I am trying to vectorize the following Expectation-Maximization / clustering equation for a 2-dimensional Gaussian distribution using numpy. I have a naive approach that I will include at the end of my question:

For context, the variables and dimensions are defined as follows:

$n$ = data point index (i.e. 1-1000)
$k$ = cluster index (i.e. 1-3)
$z$ = a conditional probability that datapoint $n$ is in cluster $k$ (in [0,1])
$y$ = value of datapoint $n$ (shape (2,))
$mu$ = current estimated multi-variate mean of cluster $k$ (shape (2,))

The end product is a numerator that is a sum of (2, 2) shape matrices and the denominator is a scalar. The final value is a (2, 2) covariate matrix estimate. This must also be done for each value of "k" (1, 2, 3).

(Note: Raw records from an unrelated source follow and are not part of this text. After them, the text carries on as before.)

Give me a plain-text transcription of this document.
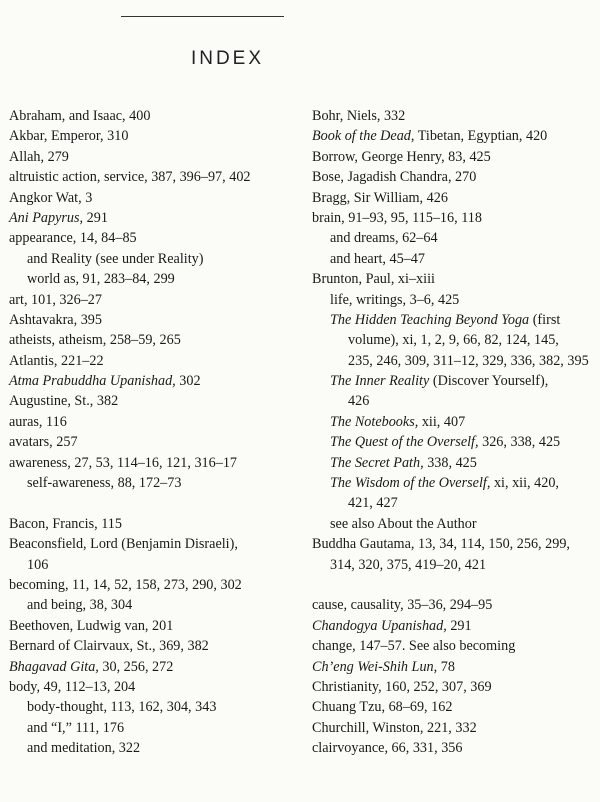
INDEX
Abraham, and Isaac, 400
Akbar, Emperor, 310
Allah, 279
altruistic action, service, 387, 396–97, 402
Angkor Wat, 3
Ani Papyrus, 291
appearance, 14, 84–85
and Reality (see under Reality)
world as, 91, 283–84, 299
art, 101, 326–27
Ashtavakra, 395
atheists, atheism, 258–59, 265
Atlantis, 221–22
Atma Prabuddha Upanishad, 302
Augustine, St., 382
auras, 116
avatars, 257
awareness, 27, 53, 114–16, 121, 316–17
self-awareness, 88, 172–73
Bacon, Francis, 115
Beaconsfield, Lord (Benjamin Disraeli),
106
becoming, 11, 14, 52, 158, 273, 290, 302
and being, 38, 304
Beethoven, Ludwig van, 201
Bernard of Clairvaux, St., 369, 382
Bhagavad Gita, 30, 256, 272
body, 49, 112–13, 204
body-thought, 113, 162, 304, 343
and “I,” 111, 176
and meditation, 322
Bohr, Niels, 332
Book of the Dead, Tibetan, Egyptian, 420
Borrow, George Henry, 83, 425
Bose, Jagadish Chandra, 270
Bragg, Sir William, 426
brain, 91–93, 95, 115–16, 118
and dreams, 62–64
and heart, 45–47
Brunton, Paul, xi–xiii
life, writings, 3–6, 425
The Hidden Teaching Beyond Yoga (first
volume), xi, 1, 2, 9, 66, 82, 124, 145,
235, 246, 309, 311–12, 329, 336, 382, 395
The Inner Reality (Discover Yourself),
426
The Notebooks, xii, 407
The Quest of the Overself, 326, 338, 425
The Secret Path, 338, 425
The Wisdom of the Overself, xi, xii, 420,
421, 427
see also About the Author
Buddha Gautama, 13, 34, 114, 150, 256, 299,
314, 320, 375, 419–20, 421
cause, causality, 35–36, 294–95
Chandogya Upanishad, 291
change, 147–57. See also becoming
Ch’eng Wei-Shih Lun, 78
Christianity, 160, 252, 307, 369
Chuang Tzu, 68–69, 162
Churchill, Winston, 221, 332
clairvoyance, 66, 331, 356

I've achieved a vectorized approach for other values by defining the following numpy arrays:

$Z$ = est. probability values for each datapoint, cluster
$X$ = multivariate data matrix
$MU$ = est. cluster means

My naive code is as follows:

for kk in range(k):
    numsum = 0
    for ii in range(X.shape[0]):
        diff = (X[ii, :]-mu[kk, :]).reshape(-1, 1)
        numsum = numsum + Z[ii, kk]*np.matmul(diff, diff.T)
    sigma[kk] = numsum / np.sum(Z[:, kk])

Long story long - is there any better way to do this?

Solution

You can use np.einsum:

d = X - mu[:,None]
np.einsum('ijk,ijm,ji->imk', d, d, Z/Z.sum(0, keepdims=True))